Les allocations professionnelles varient d’une province à l’autre. En Ontario, elles ne sont pas autorisées, mais la province a récemment permis aux pharmacies de commencer à percevoir un frais d’exécution de 1 $ par ordonnance.

Par ailleurs, le Groupe Jean Coutu a affiché mardi un bénéfice net en baisse de 6,5 % à 50,6 millions pour son premier trimestre. Ce recul était attribuable à une provision fiscale de 4,7 millions en lien avec une décision du plus haut tribunal du Québec. La société veut obtenir la permission de porter cette décision en appel devant la Cour suprême du Canada.

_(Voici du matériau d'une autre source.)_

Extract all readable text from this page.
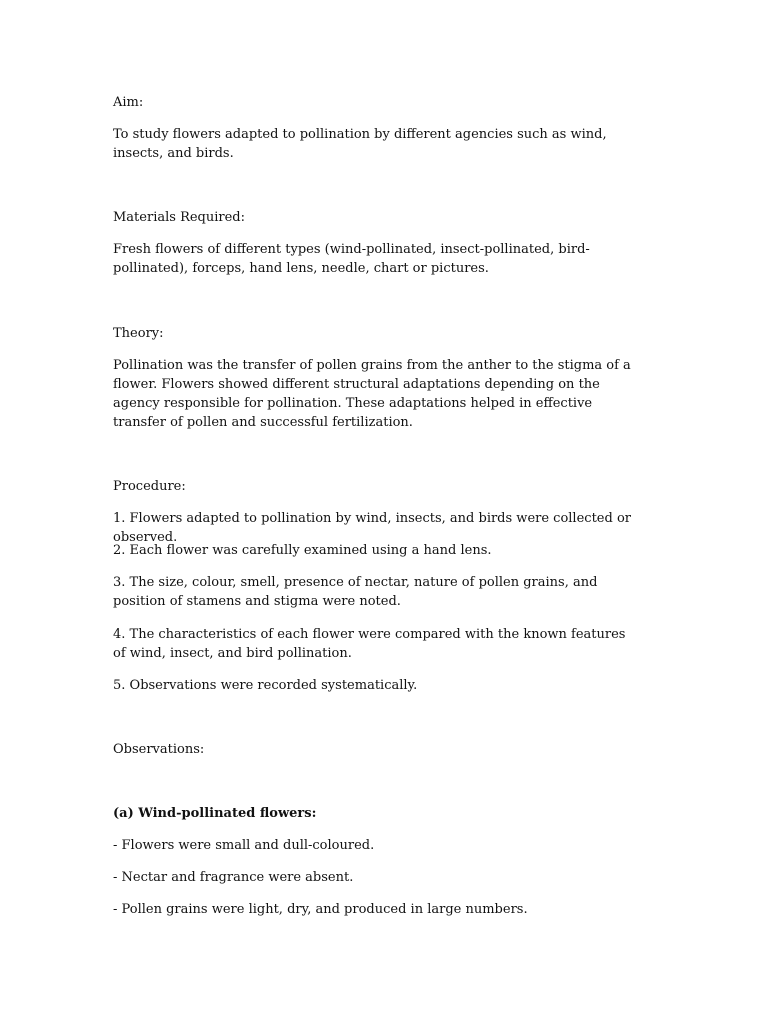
Aim:

To study flowers adapted to pollination by different agencies such as wind, insects, and birds.

Materials Required:

Fresh flowers of different types (wind-pollinated, insect-pollinated, bird-pollinated), forceps, hand lens, needle, chart or pictures.

Theory:

Pollination was the transfer of pollen grains from the anther to the stigma of a flower. Flowers showed different structural adaptations depending on the agency responsible for pollination. These adaptations helped in effective transfer of pollen and successful fertilization.

Procedure:

1. Flowers adapted to pollination by wind, insects, and birds were collected or observed.

2. Each flower was carefully examined using a hand lens.

3. The size, colour, smell, presence of nectar, nature of pollen grains, and position of stamens and stigma were noted.

4. The characteristics of each flower were compared with the known features of wind, insect, and bird pollination.

5. Observations were recorded systematically.

Observations:
(a) Wind-pollinated flowers:
- Flowers were small and dull-coloured.
- Nectar and fragrance were absent.
- Pollen grains were light, dry, and produced in large numbers.
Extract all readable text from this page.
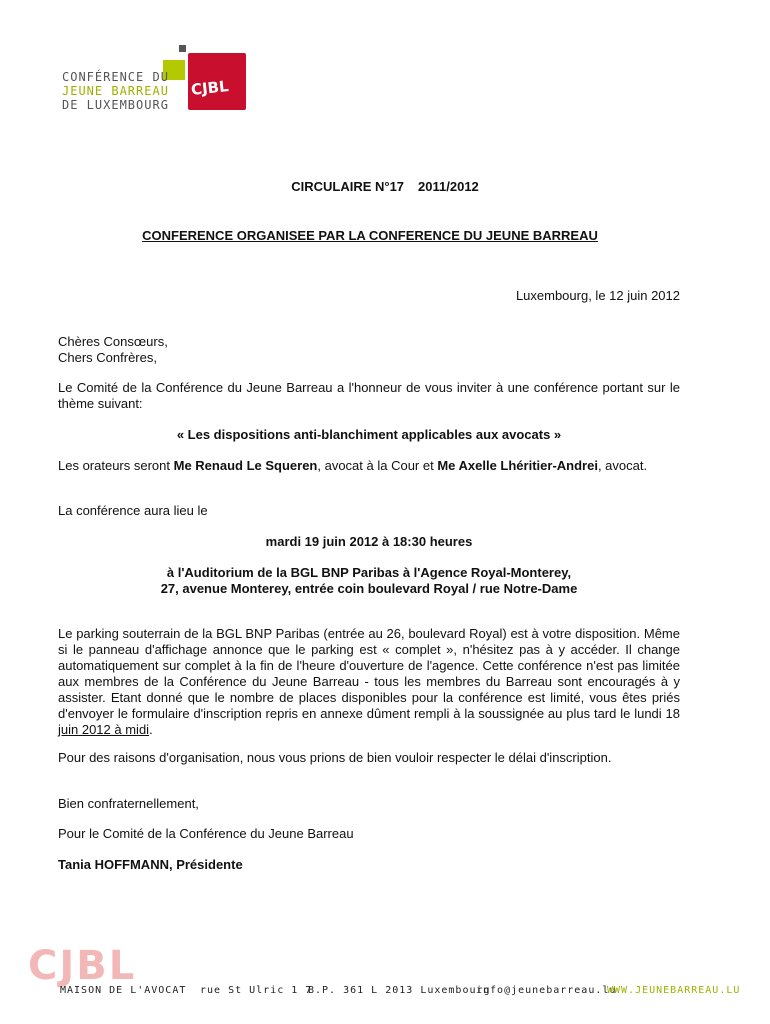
CJBL
CONFÉRENCE DU
JEUNE BARREAU
DE LUXEMBOURG
CIRCULAIRE N°17 2011/2012
CONFERENCE ORGANISEE PAR LA CONFERENCE DU JEUNE BARREAU
Luxembourg, le 12 juin 2012
Chères Consœurs,
Chers Confrères,
Le Comité de la Conférence du Jeune Barreau a l'honneur de vous inviter à une conférence portant sur le thème suivant:
« Les dispositions anti-blanchiment applicables aux avocats »
Les orateurs seront Me Renaud Le Squeren, avocat à la Cour et Me Axelle Lhéritier-Andrei, avocat.
La conférence aura lieu le
mardi 19 juin 2012 à 18:30 heures
à l'Auditorium de la BGL BNP Paribas à l'Agence Royal-Monterey,
27, avenue Monterey, entrée coin boulevard Royal / rue Notre-Dame
Le parking souterrain de la BGL BNP Paribas (entrée au 26, boulevard Royal) est à votre disposition. Même si le panneau d'affichage annonce que le parking est « complet », n'hésitez pas à y accéder. Il change automatiquement sur complet à la fin de l'heure d'ouverture de l'agence. Cette conférence n'est pas limitée aux membres de la Conférence du Jeune Barreau - tous les membres du Barreau sont encouragés à y assister. Etant donné que le nombre de places disponibles pour la conférence est limité, vous êtes priés d'envoyer le formulaire d'inscription repris en annexe dûment rempli à la soussignée au plus tard le lundi 18 juin 2012 à midi.
Pour des raisons d'organisation, nous vous prions de bien vouloir respecter le délai d'inscription.
Bien confraternellement,
Pour le Comité de la Conférence du Jeune Barreau
Tania HOFFMANN, Présidente
CJBL
MAISON DE L'AVOCAT rue St Ulric 1 7
B.P. 361 L 2013 Luxembourg
info@jeunebarreau.lu
WWW.JEUNEBARREAU.LU
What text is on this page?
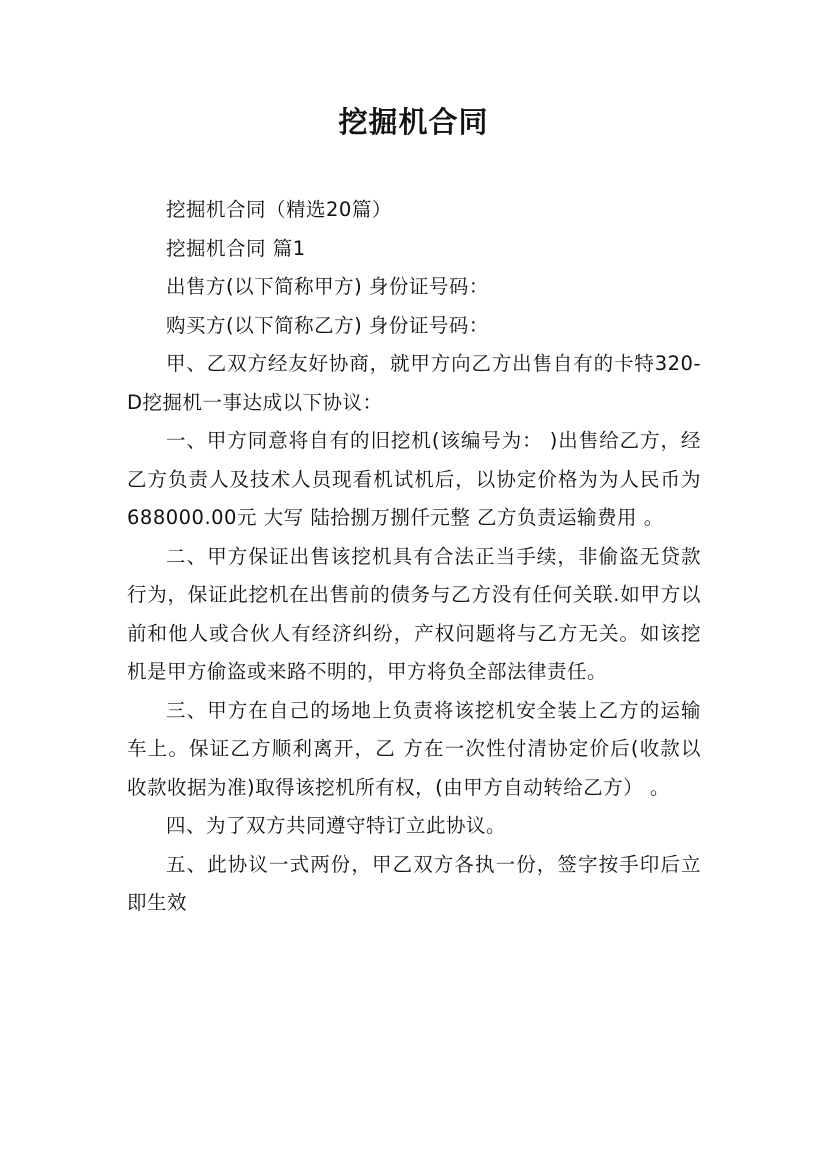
挖掘机合同

挖掘机合同（精选20篇）

挖掘机合同 篇1

出售方(以下简称甲方) 身份证号码：

购买方(以下简称乙方) 身份证号码：

甲、乙双方经友好协商，就甲方向乙方出售自有的卡特320-D挖掘机一事达成以下协议：

一、甲方同意将自有的旧挖机(该编号为： )出售给乙方，经乙方负责人及技术人员现看机试机后，以协定价格为为人民币为688000.00元 大写 陆拾捌万捌仟元整 乙方负责运输费用 。

二、甲方保证出售该挖机具有合法正当手续，非偷盗无贷款行为，保证此挖机在出售前的债务与乙方没有任何关联.如甲方以前和他人或合伙人有经济纠纷，产权问题将与乙方无关。如该挖机是甲方偷盗或来路不明的，甲方将负全部法律责任。

三、甲方在自己的场地上负责将该挖机安全装上乙方的运输车上。保证乙方顺利离开，乙 方在一次性付清协定价后(收款以收款收据为准)取得该挖机所有权，(由甲方自动转给乙方） 。

四、为了双方共同遵守特订立此协议。

五、此协议一式两份，甲乙双方各执一份，签字按手印后立即生效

Les revenus pour la période de 13 semaines terminée le 30 mai ont progressé de 3,5 % par rapport à l’an dernier, atteignant 712,4 millions. Les ventes des pharmacies ouvertes depuis au moins un an ont quant à elles avancé de 4,4 %.

Manifestations contre l’embauche de travailleurs étrangers

Deux manifestations d’ouvriers de la construction ont eu lieu dans la région de Montréal pour défendre la priorité à donner aux travailleurs québécois.

Une centaine de travailleurs ont manifesté contre l’utilisation de travailleurs autrichiens sur le site du nouveau siège social de Jean Coutu et d’un centre de distribution à Varennes. Le syndicat des mécaniciens industriels, affilié au Conseil provincial du Québec des métiers de la construction souligne qu’un fort pourcentage de ses membres ne travaillent pas, et que bon nombre d’entre eux vivent même dans la région.

Par ailleurs, au chantier de l’échangeur Décarie — un chantier du ministère des Transports —, quelques dizaines de grutiers de Montréal et de Trois-Rivières ont manifesté parce qu’un entrepreneur sous-traitant emploie un ouvrier américain et un de l’Ontario. Le syndicat, affilié à la FTQ-Construction, invoque lui aussi le chômage de ses membres.

Les employeurs concernés assurent qu’ils ont le droit d’agir comme ils le font.